Since becoming poly, it's been made clear to me what I really deserve. My thoughts and feelings have been validated instead of consistently being expected to put his anxiety first. It's given me life. It's given me nerve to push things forward and cut anything out that gets in my way. Gradually, my husband has grown to learn and respect that.
However, these low points are still happening. Less frequently, but they're still there and they're horribly dramatic. Even though my BF and his wife- half of our family- all found out they're going to be losing their jobs today, that was not an issue of focus for my husband. His issue of focus became about a misunderstanding between he and his GF about me. This turned into an argument lasting about 5 hours. My husband switching between feeling like a failure and having an anxiety attack while simply trying to make dinner, to ranting about his GF about how she completely wronged him in their discussion from earlier. Yea, he disrespected her, but it was because she disrespected him first, which wasn't how it went at all, but he still perceived it as such.
Not only did this mental break require our family to drop everything in order for them to come and help me deal with him (applying for jobs, eating, etc), but he still made it completely impossible for us to help him- moping about every single move that's made that he decides to over-analyse (ex: not telling him "it's okay", leaving the room, etc). I really don't know what to do anymore. This all started with me expressing hesitation on bringing things I want to him in fear of hurting his feelings or causing problems. And that's exactly what happened even though when he and I actually discussed that, it seemed to go well. It just kind of feels like there has to be issue with someone somewhere at all times.
I'm now back in a place where I'm considering talking with our roommate about she and I renting a place together once our lease on this house is up. I haven't wanted to do that because of how much things have improved, but regardless of the improvement on his part, going from having these issues every day to once or twice every could of weeks still doesn't sit well with me for someone I want to be living with. I want to feel like I used to with him, but maybe we can actually appreciate each other more if we lived and managed our lives apart for a while. I just really don't know what else to do anymore.
Since becoming poly, it's been made clear to me what I really deserve. My thoughts and feelings have been validated instead of consistently being expected to put his anxiety first. It's given me life. It's given me nerve to push things forward and cut anything out that gets in my way. Gradually, my husband has grown to learn and respect that.
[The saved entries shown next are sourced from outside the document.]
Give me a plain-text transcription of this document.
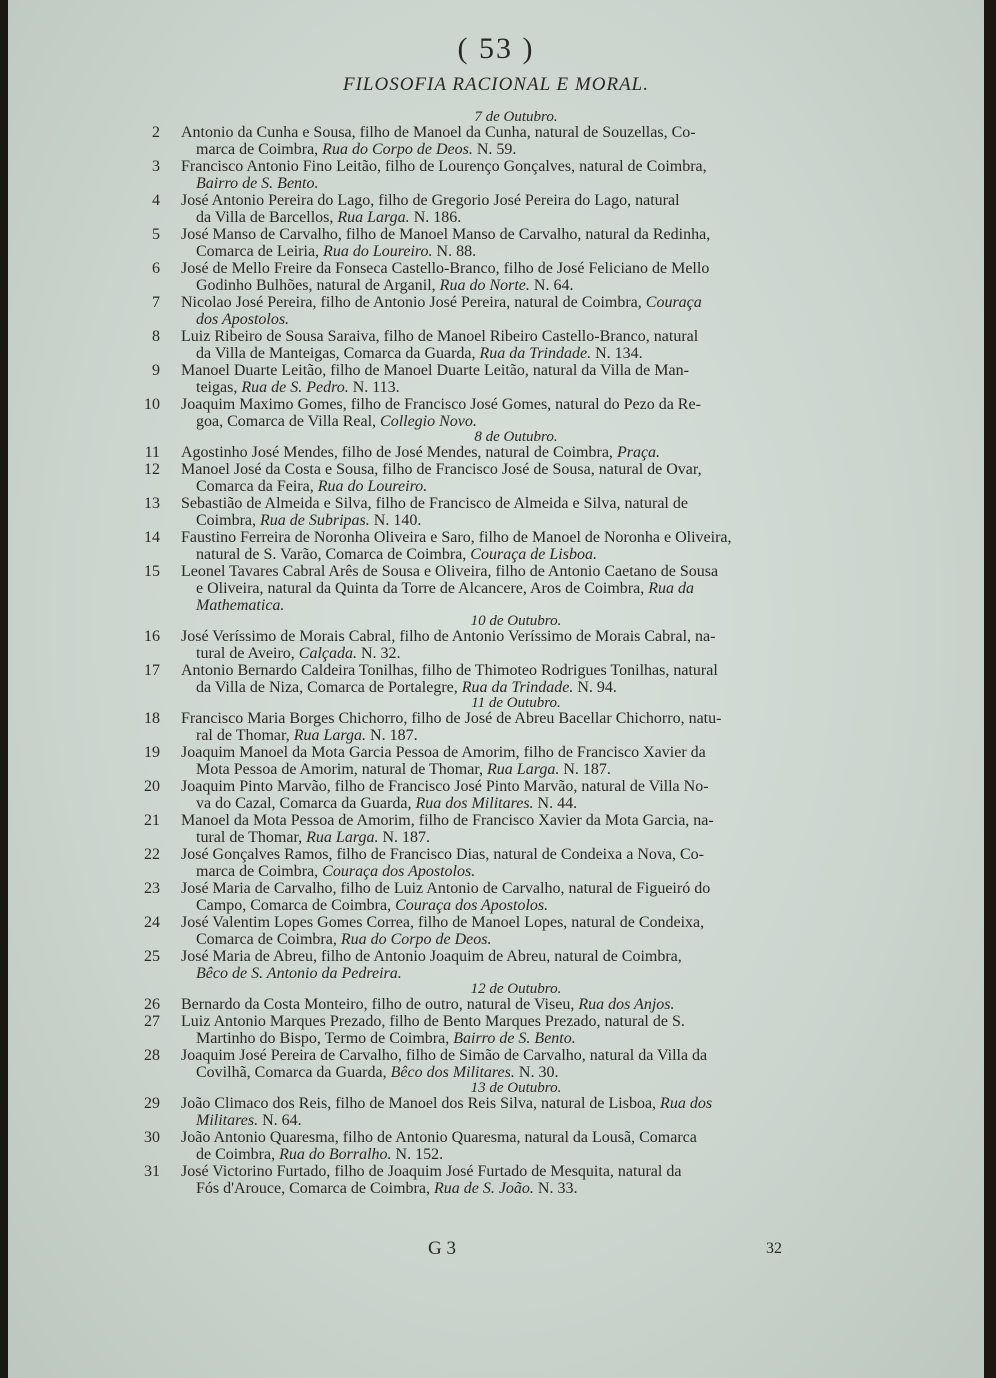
( 53 )
FILOSOFIA RACIONAL E MORAL.
7 de Outubro.
2 Antonio da Cunha e Sousa, filho de Manoel da Cunha, natural de Souzellas, Co-
marca de Coimbra, Rua do Corpo de Deos. N. 59.
3 Francisco Antonio Fino Leitão, filho de Lourenço Gonçalves, natural de Coimbra,
Bairro de S. Bento.
4 José Antonio Pereira do Lago, filho de Gregorio José Pereira do Lago, natural
da Villa de Barcellos, Rua Larga. N. 186.
5 José Manso de Carvalho, filho de Manoel Manso de Carvalho, natural da Redinha,
Comarca de Leiria, Rua do Loureiro. N. 88.
6 José de Mello Freire da Fonseca Castello-Branco, filho de José Feliciano de Mello
Godinho Bulhões, natural de Arganil, Rua do Norte. N. 64.
7 Nicolao José Pereira, filho de Antonio José Pereira, natural de Coimbra, Couraça
dos Apostolos.
8 Luiz Ribeiro de Sousa Saraiva, filho de Manoel Ribeiro Castello-Branco, natural
da Villa de Manteigas, Comarca da Guarda, Rua da Trindade. N. 134.
9 Manoel Duarte Leitão, filho de Manoel Duarte Leitão, natural da Villa de Man-
teigas, Rua de S. Pedro. N. 113.
10 Joaquim Maximo Gomes, filho de Francisco José Gomes, natural do Pezo da Re-
goa, Comarca de Villa Real, Collegio Novo.
8 de Outubro.
11 Agostinho José Mendes, filho de José Mendes, natural de Coimbra, Praça.
12 Manoel José da Costa e Sousa, filho de Francisco José de Sousa, natural de Ovar,
Comarca da Feira, Rua do Loureiro.
13 Sebastião de Almeida e Silva, filho de Francisco de Almeida e Silva, natural de
Coimbra, Rua de Subripas. N. 140.
14 Faustino Ferreira de Noronha Oliveira e Saro, filho de Manoel de Noronha e Oliveira,
natural de S. Varão, Comarca de Coimbra, Couraça de Lisboa.
15 Leonel Tavares Cabral Arês de Sousa e Oliveira, filho de Antonio Caetano de Sousa
e Oliveira, natural da Quinta da Torre de Alcancere, Aros de Coimbra, Rua da
Mathematica.
10 de Outubro.
16 José Veríssimo de Morais Cabral, filho de Antonio Veríssimo de Morais Cabral, na-
tural de Aveiro, Calçada. N. 32.
17 Antonio Bernardo Caldeira Tonilhas, filho de Thimoteo Rodrigues Tonilhas, natural
da Villa de Niza, Comarca de Portalegre, Rua da Trindade. N. 94.
11 de Outubro.
18 Francisco Maria Borges Chichorro, filho de José de Abreu Bacellar Chichorro, natu-
ral de Thomar, Rua Larga. N. 187.
19 Joaquim Manoel da Mota Garcia Pessoa de Amorim, filho de Francisco Xavier da
Mota Pessoa de Amorim, natural de Thomar, Rua Larga. N. 187.
20 Joaquim Pinto Marvão, filho de Francisco José Pinto Marvão, natural de Villa No-
va do Cazal, Comarca da Guarda, Rua dos Militares. N. 44.
21 Manoel da Mota Pessoa de Amorim, filho de Francisco Xavier da Mota Garcia, na-
tural de Thomar, Rua Larga. N. 187.
22 José Gonçalves Ramos, filho de Francisco Dias, natural de Condeixa a Nova, Co-
marca de Coimbra, Couraça dos Apostolos.
23 José Maria de Carvalho, filho de Luiz Antonio de Carvalho, natural de Figueiró do
Campo, Comarca de Coimbra, Couraça dos Apostolos.
24 José Valentim Lopes Gomes Correa, filho de Manoel Lopes, natural de Condeixa,
Comarca de Coimbra, Rua do Corpo de Deos.
25 José Maria de Abreu, filho de Antonio Joaquim de Abreu, natural de Coimbra,
Bêco de S. Antonio da Pedreira.
12 de Outubro.
26 Bernardo da Costa Monteiro, filho de outro, natural de Viseu, Rua dos Anjos.
27 Luiz Antonio Marques Prezado, filho de Bento Marques Prezado, natural de S.
Martinho do Bispo, Termo de Coimbra, Bairro de S. Bento.
28 Joaquim José Pereira de Carvalho, filho de Simão de Carvalho, natural da Villa da
Covilhã, Comarca da Guarda, Bêco dos Militares. N. 30.
13 de Outubro.
29 João Climaco dos Reis, filho de Manoel dos Reis Silva, natural de Lisboa, Rua dos
Militares. N. 64.
30 João Antonio Quaresma, filho de Antonio Quaresma, natural da Lousã, Comarca
de Coimbra, Rua do Borralho. N. 152.
31 José Victorino Furtado, filho de Joaquim José Furtado de Mesquita, natural da
Fós d'Arouce, Comarca de Coimbra, Rua de S. João. N. 33.
G 3	32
However, these low points are still happening. Less frequently, but they're still there and they're horribly dramatic. Even though my BF and his wife- half of our family- all found out they're going to be losing their jobs today, that was not an issue of focus for my husband. His issue of focus became about a misunderstanding between he and his GF about me. This turned into an argument lasting about 5 hours. My husband switching between feeling like a failure and having an anxiety attack while simply trying to make dinner, to ranting about his GF about how she completely wronged him in their discussion from earlier. Yea, he disrespected her, but it was because she disrespected him first, which wasn't how it went at all, but he still perceived it as such.
Not only did this mental break require our family to drop everything in order for them to come and help me deal with him (applying for jobs, eating, etc), but he still made it completely impossible for us to help him- moping about every single move that's made that he decides to over-analyse (ex: not telling him "it's okay", leaving the room, etc). I really don't know what to do anymore. This all started with me expressing hesitation on bringing things I want to him in fear of hurting his feelings or causing problems. And that's exactly what happened even though when he and I actually discussed that, it seemed to go well. It just kind of feels like there has to be issue with someone somewhere at all times.
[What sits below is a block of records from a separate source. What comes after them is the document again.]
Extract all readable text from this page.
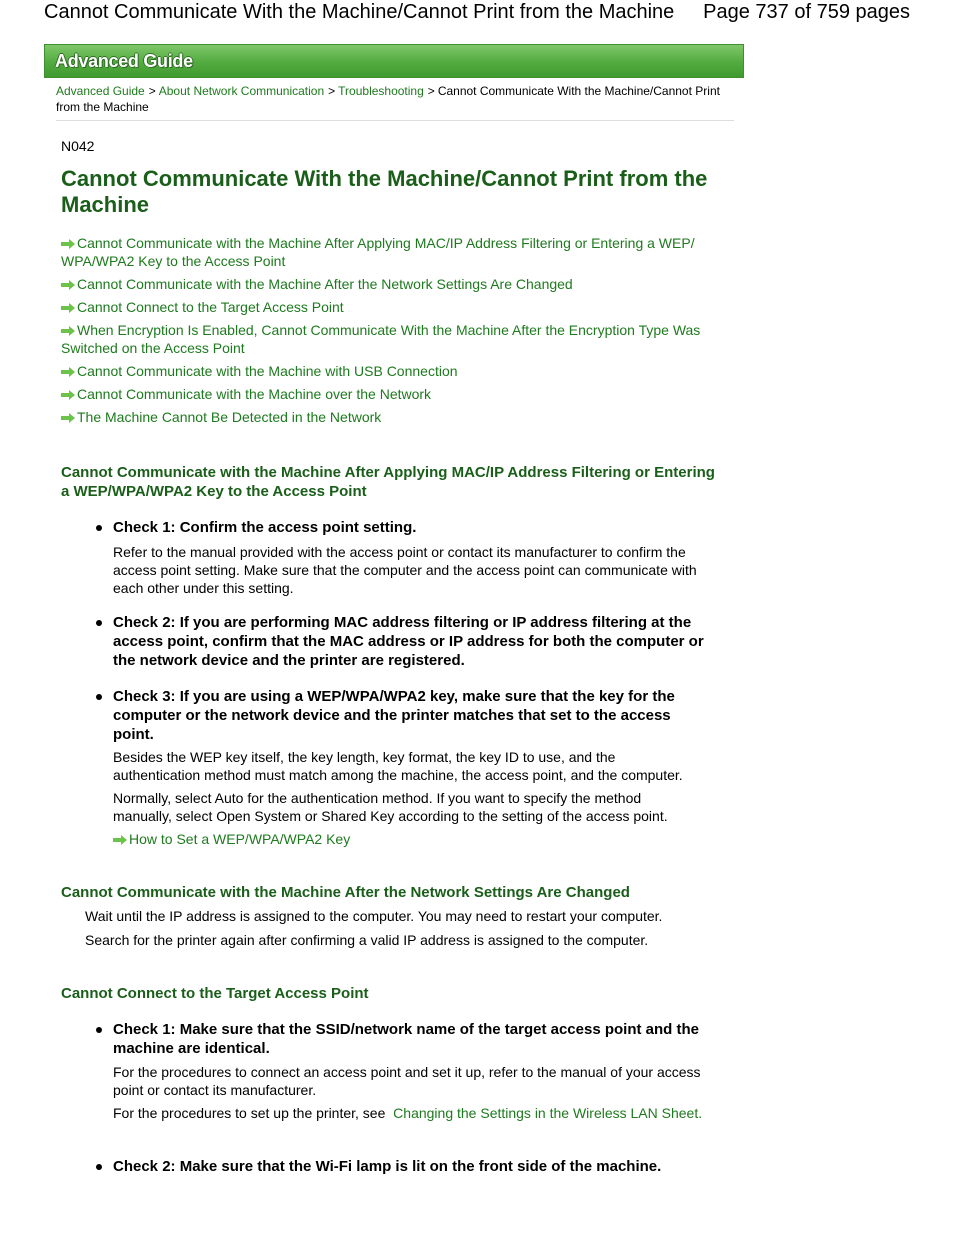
Cannot Communicate With the Machine/Cannot Print from the Machine Page 737 of 759 pages
Advanced Guide
Advanced Guide > About Network Communication > Troubleshooting > Cannot Communicate With the Machine/Cannot Print from the Machine
N042
Cannot Communicate With the Machine/Cannot Print from the Machine
Cannot Communicate with the Machine After Applying MAC/IP Address Filtering or Entering a WEP/ WPA/WPA2 Key to the Access Point
Cannot Communicate with the Machine After the Network Settings Are Changed
Cannot Connect to the Target Access Point
When Encryption Is Enabled, Cannot Communicate With the Machine After the Encryption Type Was Switched on the Access Point
Cannot Communicate with the Machine with USB Connection
Cannot Communicate with the Machine over the Network
The Machine Cannot Be Detected in the Network
Cannot Communicate with the Machine After Applying MAC/IP Address Filtering or Entering a WEP/WPA/WPA2 Key to the Access Point
Check 1: Confirm the access point setting.
Refer to the manual provided with the access point or contact its manufacturer to confirm the access point setting. Make sure that the computer and the access point can communicate with each other under this setting.
Check 2: If you are performing MAC address filtering or IP address filtering at the access point, confirm that the MAC address or IP address for both the computer or the network device and the printer are registered.
Check 3: If you are using a WEP/WPA/WPA2 key, make sure that the key for the computer or the network device and the printer matches that set to the access point.
Besides the WEP key itself, the key length, key format, the key ID to use, and the authentication method must match among the machine, the access point, and the computer.
Normally, select Auto for the authentication method. If you want to specify the method manually, select Open System or Shared Key according to the setting of the access point.
How to Set a WEP/WPA/WPA2 Key
Cannot Communicate with the Machine After the Network Settings Are Changed
Wait until the IP address is assigned to the computer. You may need to restart your computer.
Search for the printer again after confirming a valid IP address is assigned to the computer.
Cannot Connect to the Target Access Point
Check 1: Make sure that the SSID/network name of the target access point and the machine are identical.
For the procedures to connect an access point and set it up, refer to the manual of your access point or contact its manufacturer.
For the procedures to set up the printer, see Changing the Settings in the Wireless LAN Sheet.
Check 2: Make sure that the Wi-Fi lamp is lit on the front side of the machine.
I'm now back in a place where I'm considering talking with our roommate about she and I renting a place together once our lease on this house is up. I haven't wanted to do that because of how much things have improved, but regardless of the improvement on his part, going from having these issues every day to once or twice every could of weeks still doesn't sit well with me for someone I want to be living with. I want to feel like I used to with him, but maybe we can actually appreciate each other more if we lived and managed our lives apart for a while. I just really don't know what else to do anymore.